Vantage Towers has a headache is Spain following reports in Bloomberg that Zegona is negotiating a €50mn (US$54.1mn) reduction in the agreement previously signed by its Vodafone Spain subsidiary. If no renegotiation is agreed, then Zegona is threatening to re-locate its equipment onto other towercos' towers.
Bad news for towercos
The private equity group has been in negotiations for months following its acquisition of Vodafone Spain. Vantage Towers, which was carved out of Vodafone before being taken private by KKR, GIP and PIF in 2022, is in an unusual position in Spain.
Unlike Vantage Towers' other markets where its anchor tenant shares some DNA thanks to the history of shared Vodafone ownership, Zegona is approaching its leases with a fresh set of eyes.
In the original prospectus prepared by Zegona for its acquisition of Vodafone Spain it details €450mn of lease payments in the year ended March 2023, much of which would be for towers. A €50mn cut would take a major chunk out of Vantage Towers' revenues in the country.
It isn't only towers that Zegona has been renegotiating. The last months have seen Vodafone Spain form new fibrecos with Telefonica and another with MasOrange. That news was followed by the announcement of a renegotiated wholesale agreement to take force at the end of 2024.
Spain's nearly 40,000 towers are owned by Europe's four latest towercos, as well as a smaller independent. That makes for a tower market with more competitors than its mobile operator market, where the merger of MASMOVIL and Orange had left just three MNOs operating: Telefónica-owned Movistar, the newly merged MasOrange, and Zegona-owned Vodafone Spain.
Vodafone Spain is anchor tenant on the majority of the more than 6,000 towers it leases from Vantage Towers and has reportedly already approached other tower companies in Spain to determine the cost and viability of a switch.
Unprecedented no longer
That potential cost could be high for everyone involved. Once thought as being so value destructive as to be practically impossible, there have been a number of actual and threatened remove and relocates.
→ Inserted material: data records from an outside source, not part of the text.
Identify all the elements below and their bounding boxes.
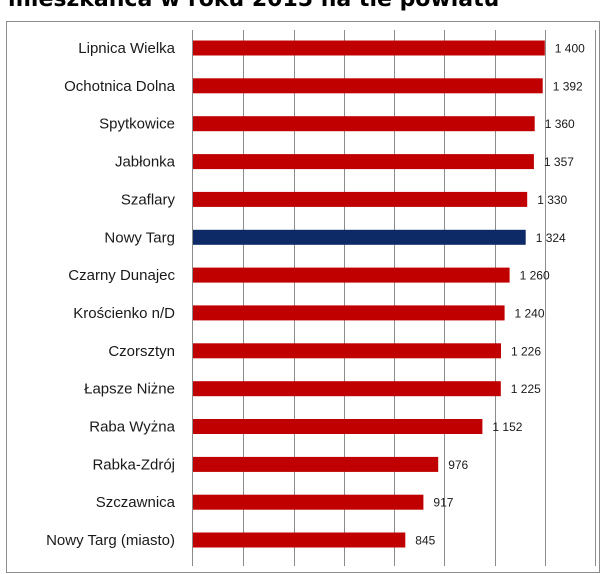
data-label: 1 152 <box>492 420 522 434</box>
bar <box>193 381 501 397</box>
data-label: 1 330 <box>537 193 567 207</box>
category-label: Czarny Dunajec <box>68 267 175 284</box>
data-label: 1 400 <box>555 42 585 56</box>
bar <box>193 343 501 359</box>
category-label: Jabłonka <box>115 154 176 171</box>
chart-title: mieszkańca w roku 2015 na tle powiatu <box>8 0 607 14</box>
category-label: Łapsze Niżne <box>84 381 175 398</box>
data-label: 1 260 <box>520 269 550 283</box>
data-label: 845 <box>415 534 435 548</box>
bar <box>193 191 528 207</box>
category-label: Raba Wyżna <box>89 419 175 436</box>
bar <box>193 116 535 132</box>
category-label: Spytkowice <box>99 116 175 133</box>
data-label: 1 226 <box>511 344 541 358</box>
bar <box>193 456 439 472</box>
bar <box>193 267 510 283</box>
data-label: 1 240 <box>515 306 545 320</box>
category-label: Szaflary <box>121 191 176 208</box>
bar <box>193 78 543 94</box>
bar <box>193 419 483 434</box>
bar <box>193 229 526 245</box>
data-label: 1 225 <box>511 382 541 396</box>
category-label: Nowy Targ (miasto) <box>46 532 175 549</box>
category-label: Ochotnica Dolna <box>64 78 176 95</box>
category-label: Szczawnica <box>96 494 176 511</box>
bar <box>193 40 545 56</box>
bar <box>193 305 505 321</box>
data-label: 917 <box>433 496 453 510</box>
bar <box>193 494 424 510</box>
data-label: 976 <box>448 458 468 472</box>
data-label: 1 392 <box>553 79 583 93</box>
bar <box>193 532 406 548</box>
category-label: Krościenko n/D <box>73 305 175 322</box>
category-label: Czorsztyn <box>108 343 175 360</box>
bar <box>193 154 534 170</box>
data-label: 1 357 <box>544 155 574 169</box>
category-label: Nowy Targ <box>104 229 175 246</box>
chart-frame <box>6 21 600 573</box>
data-label: 1 324 <box>536 231 566 245</box>
data-label: 1 360 <box>545 117 575 131</box>
category-label: Rabka-Zdrój <box>92 456 175 473</box>
category-label: Lipnica Wielka <box>78 40 175 57</box>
Ending a contract early would likely come with financial penalties for the carrier involved, as well as denying the towerco future contracted revenues and possibly leaving it owning bare steel. The construction of new towers is also a wasteful use of capex at a time of high interest rates. Local governments also typically look dimly on building new structures near exiting towers. However, the unthinkable is no longer unthinkable and many operators are making unpopular decisions in an effort to negotiate more favourable terms.
Last year, Vodafone Ghana took back control of 653 sites which had previously been managed by American Tower. Eaton Towers originally took over Vodafone’s sites on a MLL (Managed with licence to lease) arrangement in 2010. Vodafone Ghana confirmed to TowerXchange that the sites had now reverted to their original owners. This option is not open to Zegona as full ownership of the towers was transferred to Vantage Towers prior to its acquisition.
A closer comparison is the recently resolved fracas between MTN Nigeria, American Tower and IHS Towers. Last August, IHS Towers renewed and extended leases on 13,500 sites with its largest customer and shareholder MTN. A year before, MTN decided not to renew a contract with IHS Towers on 2,500 sites in Nigeria, instead opting to relocate equipment on to existing and new towers of American Tower Nigeria. In the end the operator did not go through with the re-locations as threatened, and signed a lease extension on new terms.
With American Tower already party to one attempted remove and relocate, could the towerco be interested in trying again in Spain? Or was the lesson from the last chaotic year in Nigeria that the damage to the towerco model is not worth the risk? Only time will tell.